Francia, trovati 3 bimbi sgozzati: madre in fuga


Un adolescente e due bambini sgozzati. La madre irreperibile. E il padre che ha trovato i cadaveri dopo aver fatto il turno di notte. Tragedia a Dampmart, in Seine-et-Marne, non lontano da Parigi. L'uomo, un medico specializzato, è sotto choc. È stato lui a dare l'allarme poco dopo le sette di venerdì mattina. La donna, sulla quarantina, è ricercata dalla polizia, ma risulta introvabile e irraggiungibile.


I tre avevano 9, 11 e 17 anni. Il padre, medico specialista, ne ha scoperto i cadaveri rientrando questa mattina poco dopo le 7 a casa dal turno di notte. La polizia, subito allertata, ha trovato i corpi di una bambina di 11 anni, poi del fratellino di 9, mentre il fratello maggiore era ancora in vita ma è morto poco dopo l'arrivo dei soccorsi. Secondo i primi accertamenti, la coppia stava vivendo una crisi coniugale.
Al momento, tuttavia, non è esclusa alcuna pista. Il padre, che pare sia un medico, ha lanciato l'allarme intorno alle 7.15 dopo essere rientrato nella sua abitazione, situata in una piccola stradina di Dampmart, una trentina di chilometri a est di Parigi.
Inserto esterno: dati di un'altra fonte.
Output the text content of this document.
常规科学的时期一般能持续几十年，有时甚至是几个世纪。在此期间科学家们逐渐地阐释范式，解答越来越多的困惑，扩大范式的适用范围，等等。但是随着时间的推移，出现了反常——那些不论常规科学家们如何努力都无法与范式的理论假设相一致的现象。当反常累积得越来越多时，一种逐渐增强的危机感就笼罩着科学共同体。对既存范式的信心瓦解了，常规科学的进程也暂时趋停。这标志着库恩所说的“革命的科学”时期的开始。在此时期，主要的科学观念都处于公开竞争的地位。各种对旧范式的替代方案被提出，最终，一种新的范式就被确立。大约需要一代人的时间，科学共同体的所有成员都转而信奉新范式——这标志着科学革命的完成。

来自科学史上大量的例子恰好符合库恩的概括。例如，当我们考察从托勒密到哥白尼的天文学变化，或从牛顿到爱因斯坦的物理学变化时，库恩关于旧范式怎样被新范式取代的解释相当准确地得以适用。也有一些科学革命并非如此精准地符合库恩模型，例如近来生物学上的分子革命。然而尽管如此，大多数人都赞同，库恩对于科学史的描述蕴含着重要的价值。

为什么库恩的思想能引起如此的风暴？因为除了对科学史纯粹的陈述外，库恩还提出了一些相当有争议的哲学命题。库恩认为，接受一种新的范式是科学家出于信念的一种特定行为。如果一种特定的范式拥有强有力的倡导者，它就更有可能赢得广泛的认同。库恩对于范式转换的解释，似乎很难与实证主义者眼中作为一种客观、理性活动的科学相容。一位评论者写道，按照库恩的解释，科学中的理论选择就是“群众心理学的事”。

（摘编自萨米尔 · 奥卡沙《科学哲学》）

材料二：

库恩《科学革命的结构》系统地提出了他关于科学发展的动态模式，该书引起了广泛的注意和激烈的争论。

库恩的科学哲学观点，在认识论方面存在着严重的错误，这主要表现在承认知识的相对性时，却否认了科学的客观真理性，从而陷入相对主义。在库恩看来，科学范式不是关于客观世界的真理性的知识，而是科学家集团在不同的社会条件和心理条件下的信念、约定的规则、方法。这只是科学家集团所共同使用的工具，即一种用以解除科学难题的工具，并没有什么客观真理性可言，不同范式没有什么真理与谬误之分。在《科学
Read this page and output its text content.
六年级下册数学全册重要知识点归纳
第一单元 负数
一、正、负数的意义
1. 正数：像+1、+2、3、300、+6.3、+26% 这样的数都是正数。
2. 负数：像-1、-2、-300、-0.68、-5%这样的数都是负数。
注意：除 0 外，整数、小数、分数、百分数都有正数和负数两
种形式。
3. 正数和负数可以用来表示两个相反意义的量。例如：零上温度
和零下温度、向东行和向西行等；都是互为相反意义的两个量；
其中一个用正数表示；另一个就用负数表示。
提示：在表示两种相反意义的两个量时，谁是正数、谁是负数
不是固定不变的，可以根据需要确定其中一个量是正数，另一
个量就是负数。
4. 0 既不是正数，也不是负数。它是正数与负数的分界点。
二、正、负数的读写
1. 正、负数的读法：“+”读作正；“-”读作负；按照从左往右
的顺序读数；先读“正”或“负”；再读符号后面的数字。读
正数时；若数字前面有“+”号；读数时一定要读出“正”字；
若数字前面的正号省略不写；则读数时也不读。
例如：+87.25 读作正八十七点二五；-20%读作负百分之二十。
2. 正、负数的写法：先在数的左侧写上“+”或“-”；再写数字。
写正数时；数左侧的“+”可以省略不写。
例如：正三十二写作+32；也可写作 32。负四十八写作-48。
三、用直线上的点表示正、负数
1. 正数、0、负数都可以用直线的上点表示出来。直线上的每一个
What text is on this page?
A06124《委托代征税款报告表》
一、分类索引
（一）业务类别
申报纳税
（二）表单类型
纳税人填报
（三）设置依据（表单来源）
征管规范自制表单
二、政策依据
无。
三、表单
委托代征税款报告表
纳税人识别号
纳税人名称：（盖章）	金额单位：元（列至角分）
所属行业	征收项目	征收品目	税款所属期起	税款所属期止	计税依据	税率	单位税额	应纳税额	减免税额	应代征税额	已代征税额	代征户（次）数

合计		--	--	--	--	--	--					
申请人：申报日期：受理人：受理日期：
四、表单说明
Una volta arrivati sul posto, i soccorritori hanno prima trovato il corpo di una bambina di 10 anni e poi quello del fratello di 16 anni, che presentava numerose ferite d'arma da taglio. Il fratello maggiore di 18 anni, ancora in vita quando è stato ritrovato, è morto in un secondo momento. Il padre è in stato di shock. L'accesso alla strada è stato bloccato per impedire il passaggio di veicoli. Sul posto si trovano la polizia ed esperti della scientifica.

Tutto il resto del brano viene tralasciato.